33

169 46 1
                                    

"Selamat datang di Izles, Isabella." Ethan membantu perempuan itu turun dari mobil dan menginjakkan kaki di istana kebanggaannya.

Istana Izles tidak jauh berbeda dengan Belamour, hanya saja warna bangunannya sedikit lebih gelap dibanding Belamour yang dominan dengan warna putih dan kuning keemasan. Walaupun didominasi dengan warna coklat tua, bangunan tinggi itu tetap indah dipandang.

Beberapa pelayan istana berdiri berbaris untuk menyambut istri dari pangeran Izles. Isabella menebarkan senyum ramahnya kepada mereka semua. Ia dan Ethan berjalan masuk ke dalam dan mulai menyusuri lorong menuju ruang singgasana.

Mata Isabella tidak lepas dari banyaknya bingkai lukisan yang menempel di tembok lorong istana. Ia tidak tahu apa gambar yang terdapat pada semua lukisan itu tetapi yang ia tahu pasti, semua lukisan di sana sangat indah dan memiliki arti yang dalam.

"Bagaimana?" tanya Ethan menginterupsi Isabella yang tengah mengagumi lukisan-lukisan miliknya.

"Apanya yang bagaimana?" balas Isabella.

"Sepertinya kau sangat menyukai semua lukisanku benar begitu?" goda Ethan dengan senyum penuh artinya.

"Tidak. Aku hanya terkejut karena semua foto di sini dilukis langsung. Berbeda dengan foto-foto di rumahku," bantah Isabella dingin.

Beberapa langkah lagi mereka tiba di ruang singgasana.

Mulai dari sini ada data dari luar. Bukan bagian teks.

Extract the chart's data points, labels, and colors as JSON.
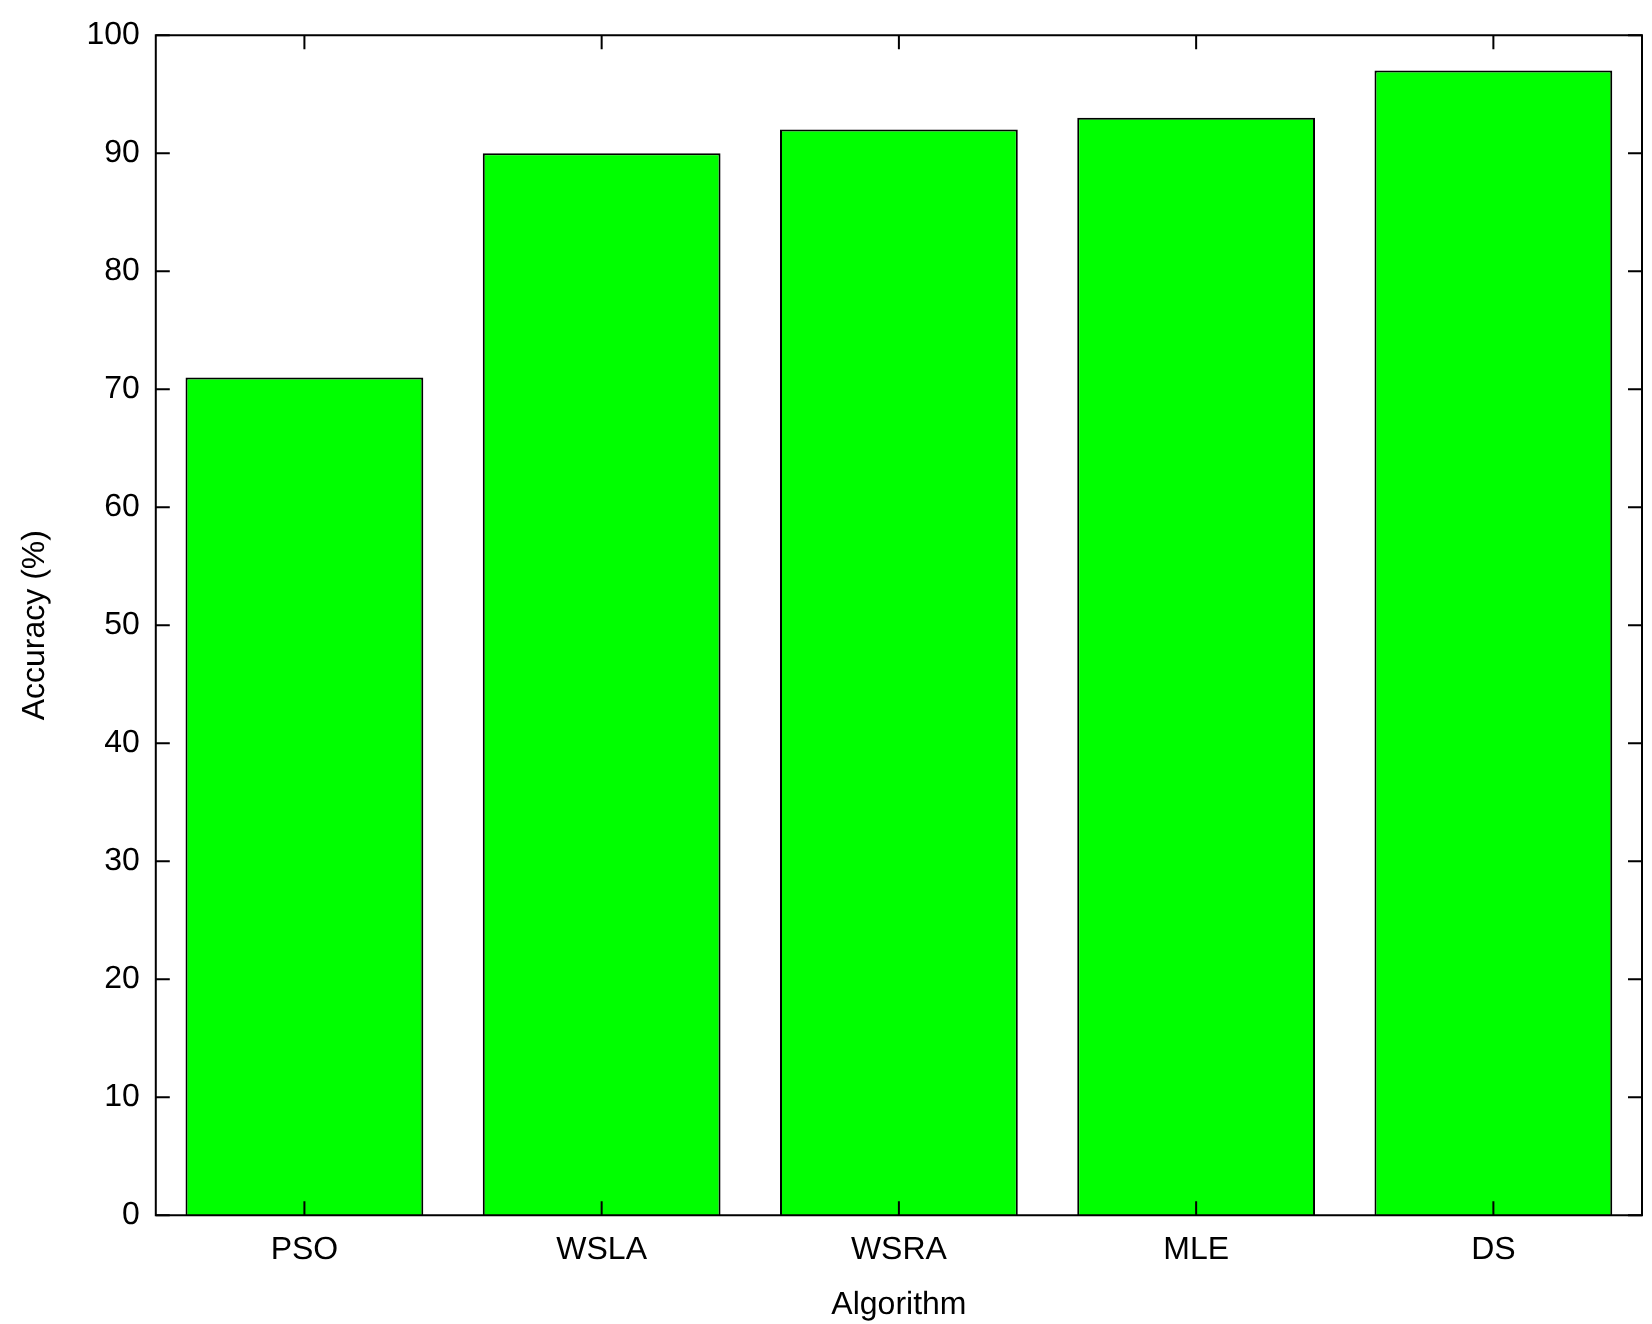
{
  "chart_data": {
    "type": "bar",
    "xlabel": "Algorithm",
    "ylabel": "Accuracy (%)",
    "categories": [
      "PSO",
      "WSLA",
      "WSRA",
      "MLE",
      "DS"
    ],
    "values": [
      71,
      90,
      92,
      93,
      97
    ],
    "color": "#00ff00",
    "ylim": [
      0,
      100
    ],
    "yticks": [
      0,
      10,
      20,
      30,
      40,
      50,
      60,
      70,
      80,
      90,
      100
    ],
    "grid": false,
    "legend": false
  }
}
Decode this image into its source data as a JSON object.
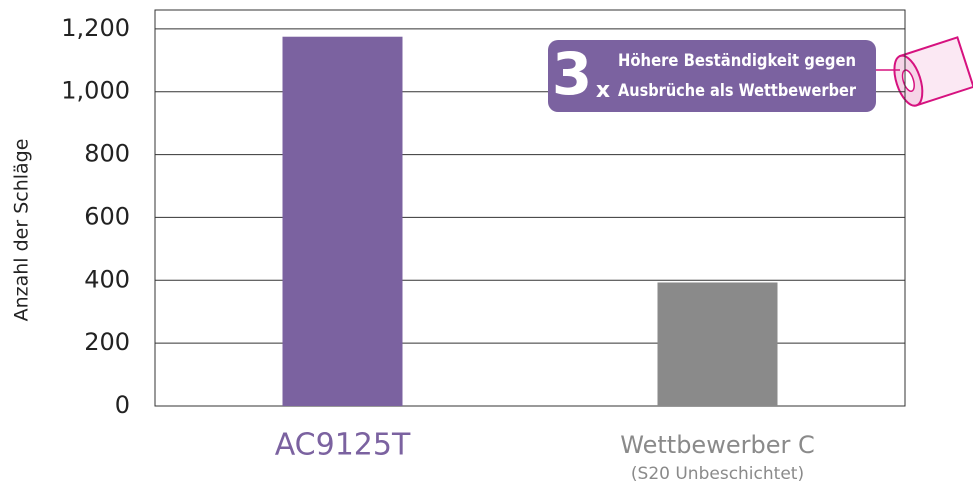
{
  "chart_data": {
    "type": "bar",
    "y_label": "Anzahl der Schläge",
    "categories": [
      "AC9125T",
      "Wettbewerber C"
    ],
    "category_notes": [
      null,
      "(S20 Unbeschichtet)"
    ],
    "category_colors": [
      "#7b62a0",
      "#8a8a8a"
    ],
    "values": [
      1175,
      393
    ],
    "colors": [
      "#7b62a0",
      "#8a8a8a"
    ],
    "ylim": [
      0,
      1260
    ],
    "yticks": [
      0,
      200,
      400,
      600,
      800,
      {
        "value": 1000,
        "label": "1,000"
      },
      {
        "value": 1200,
        "label": "1,200"
      }
    ],
    "grid": true,
    "annotation": {
      "number": "3",
      "multiplier": "x",
      "lines": [
        "Höhere Beständigkeit gegen",
        "Ausbrüche als Wettbewerber"
      ],
      "color": "#7b62a0"
    }
  }
}
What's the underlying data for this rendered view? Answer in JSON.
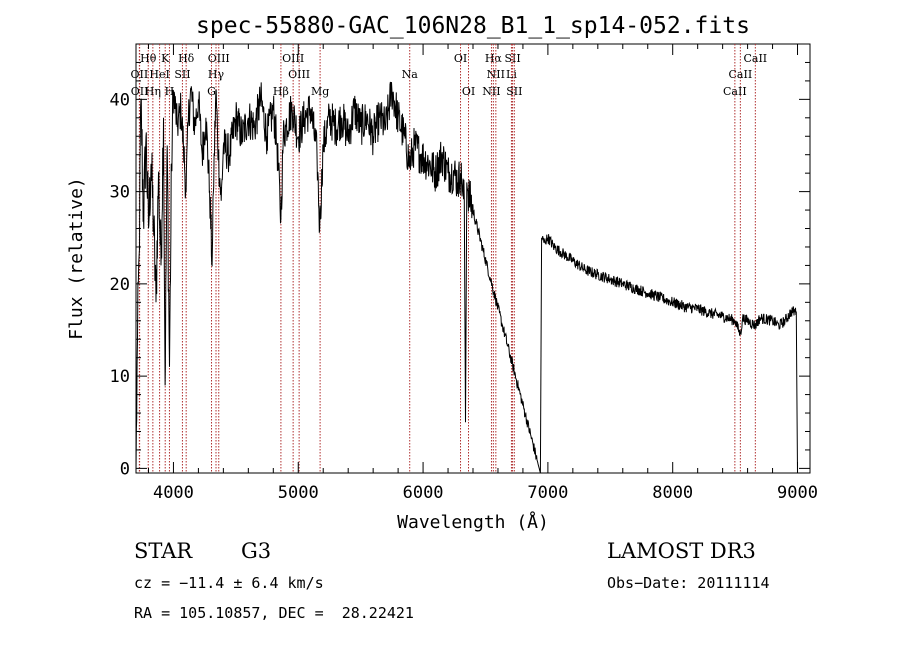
{
  "chart_data": {
    "type": "line",
    "title": "spec-55880-GAC_106N28_B1_1_sp14-052.fits",
    "xlabel": "Wavelength (Å)",
    "ylabel": "Flux (relative)",
    "xlim": [
      3700,
      9100
    ],
    "ylim": [
      -0.5,
      46
    ],
    "x_ticks": [
      4000,
      5000,
      6000,
      7000,
      8000,
      9000
    ],
    "y_ticks": [
      0,
      10,
      20,
      30,
      40
    ],
    "line_color": "#000000",
    "marker_color": "#b03030",
    "series": [
      {
        "name": "spectrum",
        "x": [
          3700,
          3712,
          3725,
          3740,
          3760,
          3780,
          3800,
          3820,
          3840,
          3860,
          3880,
          3900,
          3920,
          3933,
          3950,
          3968,
          3985,
          4000,
          4030,
          4060,
          4080,
          4101,
          4120,
          4140,
          4170,
          4200,
          4230,
          4260,
          4290,
          4310,
          4320,
          4340,
          4360,
          4383,
          4400,
          4450,
          4500,
          4550,
          4600,
          4650,
          4700,
          4750,
          4800,
          4830,
          4861,
          4880,
          4900,
          4950,
          5000,
          5050,
          5100,
          5150,
          5172,
          5200,
          5250,
          5300,
          5350,
          5400,
          5450,
          5500,
          5550,
          5600,
          5650,
          5700,
          5750,
          5800,
          5850,
          5893,
          5930,
          5980,
          6050,
          6100,
          6150,
          6200,
          6250,
          6280,
          6300,
          6330,
          6340,
          6350,
          6360,
          6940,
          6950,
          6970,
          7000,
          7050,
          7100,
          7200,
          7300,
          7400,
          7500,
          7600,
          7700,
          7800,
          7900,
          8000,
          8100,
          8200,
          8300,
          8400,
          8500,
          8542,
          8560,
          8600,
          8662,
          8700,
          8800,
          8850,
          8900,
          8950,
          8990,
          9000
        ],
        "y": [
          -0.5,
          14,
          23,
          40,
          27,
          36,
          26,
          33,
          27,
          18,
          32,
          22,
          38,
          9,
          35,
          11,
          33,
          41,
          37,
          39,
          35,
          30,
          38,
          41,
          37,
          40,
          34,
          38,
          30,
          22,
          30,
          41,
          34,
          29,
          35,
          34,
          38,
          36,
          38,
          37,
          40,
          36,
          39,
          35,
          27,
          36,
          37,
          39,
          36,
          38,
          39,
          34,
          26,
          35,
          38,
          37,
          38,
          36,
          39,
          37,
          38,
          36,
          38,
          37,
          41,
          38,
          36,
          33,
          35,
          34,
          33,
          32,
          34,
          32,
          32,
          31,
          32,
          29,
          5,
          31,
          30,
          -0.5,
          25,
          24.5,
          25,
          24,
          23.5,
          22.5,
          21.5,
          21,
          20.5,
          20,
          19.5,
          19,
          18.5,
          18,
          17.5,
          17.3,
          16.8,
          16.5,
          16,
          14.5,
          16.3,
          16,
          15.5,
          16.3,
          16,
          15.5,
          16,
          17,
          17,
          -0.5
        ]
      }
    ],
    "line_markers": [
      {
        "label": "Hθ",
        "x": 3798,
        "tier": 0
      },
      {
        "label": "K",
        "x": 3934,
        "tier": 0
      },
      {
        "label": "Hδ",
        "x": 4102,
        "tier": 0
      },
      {
        "label": "OIII",
        "x": 4363,
        "tier": 0
      },
      {
        "label": "OIII",
        "x": 4959,
        "tier": 0
      },
      {
        "label": "OI",
        "x": 6300,
        "tier": 0
      },
      {
        "label": "Hα",
        "x": 6563,
        "tier": 0
      },
      {
        "label": "SII",
        "x": 6717,
        "tier": 0
      },
      {
        "label": "CaII",
        "x": 8662,
        "tier": 0
      },
      {
        "label": "OII",
        "x": 3727,
        "tier": 1
      },
      {
        "label": "HeI",
        "x": 3889,
        "tier": 1
      },
      {
        "label": "SII",
        "x": 4072,
        "tier": 1
      },
      {
        "label": "Hγ",
        "x": 4341,
        "tier": 1
      },
      {
        "label": "OIII",
        "x": 5007,
        "tier": 1
      },
      {
        "label": "Na",
        "x": 5893,
        "tier": 1
      },
      {
        "label": "NII",
        "x": 6583,
        "tier": 1
      },
      {
        "label": "Li",
        "x": 6708,
        "tier": 1
      },
      {
        "label": "CaII",
        "x": 8542,
        "tier": 1
      },
      {
        "label": "OII",
        "x": 3729,
        "tier": 2
      },
      {
        "label": "Hη",
        "x": 3835,
        "tier": 2
      },
      {
        "label": "H",
        "x": 3968,
        "tier": 2
      },
      {
        "label": "G",
        "x": 4305,
        "tier": 2
      },
      {
        "label": "Hβ",
        "x": 4861,
        "tier": 2
      },
      {
        "label": "Mg",
        "x": 5175,
        "tier": 2
      },
      {
        "label": "OI",
        "x": 6364,
        "tier": 2
      },
      {
        "label": "NII",
        "x": 6548,
        "tier": 2
      },
      {
        "label": "SII",
        "x": 6731,
        "tier": 2
      },
      {
        "label": "CaII",
        "x": 8498,
        "tier": 2
      }
    ]
  },
  "info": {
    "object_class": "STAR",
    "subclass": "G3",
    "survey": "LAMOST DR3",
    "redshift": "cz = −11.4 ± 6.4 km/s",
    "obs_date": "Obs−Date: 20111114",
    "coords": "RA = 105.10857, DEC =  28.22421"
  }
}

Di sana terdapat kursi dengan sandaran yang sangat tinggi dan mewah. Raja Benedict dan Ratu Laurel duduk di sana, aura bangsawannya sangat terasa kuat, bahkan Isabella seketika merasa kalau dirinya hanyalah rakyat biasa.

"Yang ditunggu-tunggu akhirnya tiba." Ratu Laurel berdiri dan mengangkat gaun merah marunnya untuk berjalan menghampiri sang putri. "Selamat datang, Isabella," sambutnya ramah.

"Terima kasih, Yang Mulia," balas Isabella lalu membungkuk tanda hormat kepada sang ratu.

"Panggil ibu saja, sekarang kamu adalah anak kami juga," koreksi Ratu Laurel, ia menyisir rambut panjang Isabella dengan jari jemarinya perlahan layaknya menyisir rambut anak sendiri.

"Ah ... baik, Ibu." Lagi-lagi Isabella menunduk sedikit lebih rendah.

"Bagaimana perjalanannya? Pasti sangat melelahkan," timbrung Raja Benedict.

Isabella tersenyum kikuk, sejujurnya ia tidak ingat bagaimana perjalanan tadi karena ia yang ia lakukan hanya tertidur pulas. "Ya seperti itu," ucapnya pelan.

"Kalau begitu lebih baik kalian beristirahat dulu. Kami akan menyiapkan makan siang nanti," ujar Raja Benedict dengan tangan kanan yang mengarahkan Isabella menuju kamarnya.

Para pelayan di belakangnya siap membawa barang-barang perempuan itu menuju kamar. Dengan langkah yang berhati-hati perempuan itu berjalan menuju kamarnya. Sebenarnya Isabella tidak terlalu lelah, tapi tidak apa, ia ingin mengetahui seperti apa kamarnya.

Pintu dibuka, megahnya kamar Isabella membuatnya menganga tidak percaya. Saking banyaknya properti di sana hingga Isabella tidak tahu harus fokus ke bagian yang mana. Kasurnya yang super duper besar serta sofa dan televisi di depan kasur. Ini lebih dari apa yang Isabella bayangkan.

"Woah ...," decaknya sembari melangkah masuk ke dalam kamar itu. Ia menghampiri meja rias yang terletak tepat di sebelah kasur. Melihat pantulannya dari kaca bulat itu membuatnya ingin memekik bahagia entah kenapa.

Ia mendongakkan kepalanya ke atas, mendapati langit-langit kamar yang berlukiskan awan dan lampu kaca yang terlihat mewah dan elegan. Jika disuruh untuk tinggal diam seharian di kamar ini pun Isabella sanggup.